15 de noviembre de 2012

Un fantasma entre la multitud

Ayer le ví. Estuve tranquila hasta ese momento. No me dejé intimidar por el hecho de haber soñado con él esa noche, o quizá una de las pasadas, como una premonición. En el fondo sabía que no era tan raro verle por allí.
Él no me vió a mí, pero hubiera dado lo mismo.
Quizá sí me vió y apartó la mirada, que es exactamente lo que hice yo.
¿Para qué? ¿De qué me sirve verle, si es lo único que puedo hacer? Verle desde lejos e inquietarme. Ninguna conversación va a surgir, no vamos a intercambiar palabras.
Ni una siquiera.

Nos miraremos, en el mejor de los casos, en el mismo momento y con desdén. Sin enviar ningún mensaje, sin dejar que nos importe o nos influya de ninguna manera. Sin acercarnos, sin saludarnos, siquiera por educación. Ya no somos esas personas.
Dejamos de serlo en el mismo momento en que dejamos de mirarnos a los ojos.
Hace años.
Y cuando dejarnos de mirarnos, de enfrentarnos el uno al otro, enmudecimos.
Antes hubiera sido inevitable la explosión.
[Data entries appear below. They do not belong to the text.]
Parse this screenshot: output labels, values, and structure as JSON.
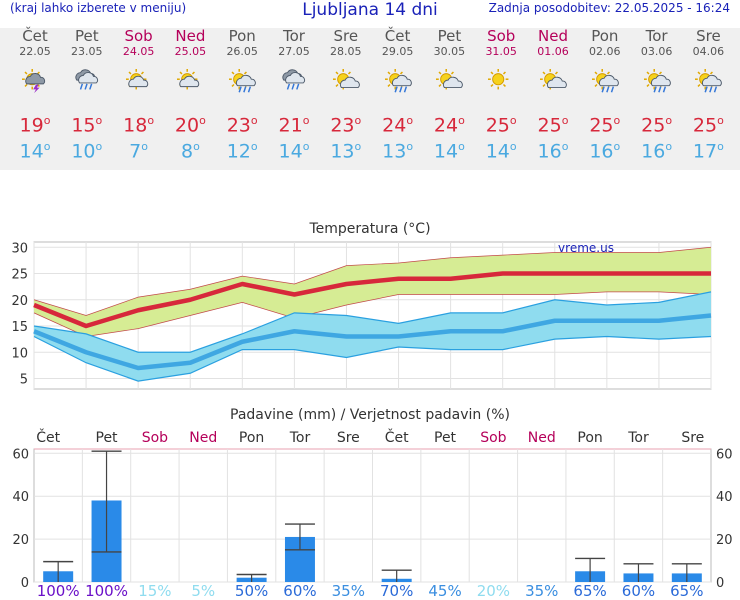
{
  "header": {
    "left_note": "(kraj lahko izberete v meniju)",
    "title": "Ljubljana 14 dni",
    "updated": "Zadnja posodobitev: 22.05.2025 - 16:24"
  },
  "days": [
    {
      "name": "Čet",
      "date": "22.05",
      "weekend": false,
      "icon": "storm-icon",
      "tmax": "19",
      "tmin": "14"
    },
    {
      "name": "Pet",
      "date": "23.05",
      "weekend": false,
      "icon": "rain-cloud-icon",
      "tmax": "15",
      "tmin": "10"
    },
    {
      "name": "Sob",
      "date": "24.05",
      "weekend": true,
      "icon": "partly-cloudy-icon",
      "tmax": "18",
      "tmin": "7"
    },
    {
      "name": "Ned",
      "date": "25.05",
      "weekend": true,
      "icon": "partly-cloudy-icon",
      "tmax": "20",
      "tmin": "8"
    },
    {
      "name": "Pon",
      "date": "26.05",
      "weekend": false,
      "icon": "sun-rain-icon",
      "tmax": "23",
      "tmin": "12"
    },
    {
      "name": "Tor",
      "date": "27.05",
      "weekend": false,
      "icon": "rain-cloud-icon",
      "tmax": "21",
      "tmin": "14"
    },
    {
      "name": "Sre",
      "date": "28.05",
      "weekend": false,
      "icon": "sun-cloud-icon",
      "tmax": "23",
      "tmin": "13"
    },
    {
      "name": "Čet",
      "date": "29.05",
      "weekend": false,
      "icon": "sun-rain-icon",
      "tmax": "24",
      "tmin": "13"
    },
    {
      "name": "Pet",
      "date": "30.05",
      "weekend": false,
      "icon": "sun-cloud-icon",
      "tmax": "24",
      "tmin": "14"
    },
    {
      "name": "Sob",
      "date": "31.05",
      "weekend": true,
      "icon": "sun-icon",
      "tmax": "25",
      "tmin": "14"
    },
    {
      "name": "Ned",
      "date": "01.06",
      "weekend": true,
      "icon": "sun-cloud-icon",
      "tmax": "25",
      "tmin": "16"
    },
    {
      "name": "Pon",
      "date": "02.06",
      "weekend": false,
      "icon": "sun-rain-icon",
      "tmax": "25",
      "tmin": "16"
    },
    {
      "name": "Tor",
      "date": "03.06",
      "weekend": false,
      "icon": "sun-rain-icon",
      "tmax": "25",
      "tmin": "16"
    },
    {
      "name": "Sre",
      "date": "04.06",
      "weekend": false,
      "icon": "sun-rain-icon",
      "tmax": "25",
      "tmin": "17"
    }
  ],
  "degree_symbol": "o",
  "colors": {
    "header_text": "#1a22b8",
    "weekend": "#b5005a",
    "tmax": "#d7283b",
    "tmin": "#4aa9e0",
    "tmax_band": "#d6ec94",
    "tmin_band": "#8fdcef",
    "precip_bar": "#2a8ae8"
  },
  "chart_data": [
    {
      "type": "line",
      "title": "Temperatura (°C)",
      "watermark": "vreme.us",
      "ylim": [
        3,
        31
      ],
      "yticks": [
        5,
        10,
        15,
        20,
        25,
        30
      ],
      "grid": true,
      "categories": [
        "Čet",
        "Pet",
        "Sob",
        "Ned",
        "Pon",
        "Tor",
        "Sre",
        "Čet",
        "Pet",
        "Sob",
        "Ned",
        "Pon",
        "Tor",
        "Sre"
      ],
      "series": [
        {
          "values": [
            19,
            15,
            18,
            20,
            23,
            21,
            23,
            24,
            24,
            25,
            25,
            25,
            25,
            25
          ],
          "band_high": [
            20,
            17,
            20.5,
            22,
            24.5,
            23,
            26.5,
            27,
            28,
            28.5,
            29,
            29,
            29,
            30
          ],
          "band_low": [
            17.5,
            13,
            14.5,
            17,
            19.5,
            16.5,
            19,
            21,
            21,
            21,
            21,
            21.5,
            21.5,
            21
          ]
        },
        {
          "values": [
            14,
            10,
            7,
            8,
            12,
            14,
            13,
            13,
            14,
            14,
            16,
            16,
            16,
            17
          ],
          "band_high": [
            15,
            13.5,
            10,
            10,
            13.5,
            17.5,
            17,
            15.5,
            17.5,
            17.5,
            20,
            19,
            19.5,
            21.5
          ],
          "band_low": [
            13,
            8,
            4.5,
            6,
            10.5,
            10.5,
            9,
            11,
            10.5,
            10.5,
            12.5,
            13,
            12.5,
            13
          ]
        }
      ]
    },
    {
      "type": "bar",
      "title": "Padavine (mm) / Verjetnost padavin (%)",
      "ylim": [
        0,
        62
      ],
      "yticks": [
        0,
        20,
        40,
        60
      ],
      "categories": [
        "Čet",
        "Pet",
        "Sob",
        "Ned",
        "Pon",
        "Tor",
        "Sre",
        "Čet",
        "Pet",
        "Sob",
        "Ned",
        "Pon",
        "Tor",
        "Sre"
      ],
      "values": [
        5,
        38,
        0,
        0,
        2,
        21,
        0,
        1.5,
        0,
        0,
        0,
        5,
        4,
        4
      ],
      "error_high": [
        9.5,
        61,
        0,
        0,
        3.5,
        27,
        0,
        5.5,
        0,
        0,
        0,
        11,
        8.5,
        8.5
      ],
      "error_low": [
        0,
        14,
        0,
        0,
        0,
        15,
        0,
        0,
        0,
        0,
        0,
        0,
        0,
        0
      ],
      "probability": [
        "100%",
        "100%",
        "15%",
        "5%",
        "50%",
        "60%",
        "35%",
        "70%",
        "45%",
        "20%",
        "35%",
        "65%",
        "60%",
        "65%"
      ],
      "probability_colors": [
        "#6a10c8",
        "#6a10c8",
        "#8fdcef",
        "#8fdcef",
        "#2a6ad8",
        "#2a6ad8",
        "#3a8ee0",
        "#2a6ad8",
        "#3a8ee0",
        "#8fdcef",
        "#3a8ee0",
        "#2a6ad8",
        "#2a6ad8",
        "#2a6ad8"
      ]
    }
  ]
}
Ahora es casi una maldición. Soltar un improperio, aunque sea por dentro. Nos alejamos. Mis pies van en dirección contraria. Y si pudiera mirarle, probáblemente descubriría que él también se aleja cuanto puede. Y es inútil preguntarse el por qué.

Debí dejarlo en un beso.  Esa fue realmente la última vez que me miró.
Me miró a los ojos, y miró cómo me marchaba. Sentía su mirada clavada en mi andar, observando cómo me alejaba de él, inexorablemente.
Yo, por una vez.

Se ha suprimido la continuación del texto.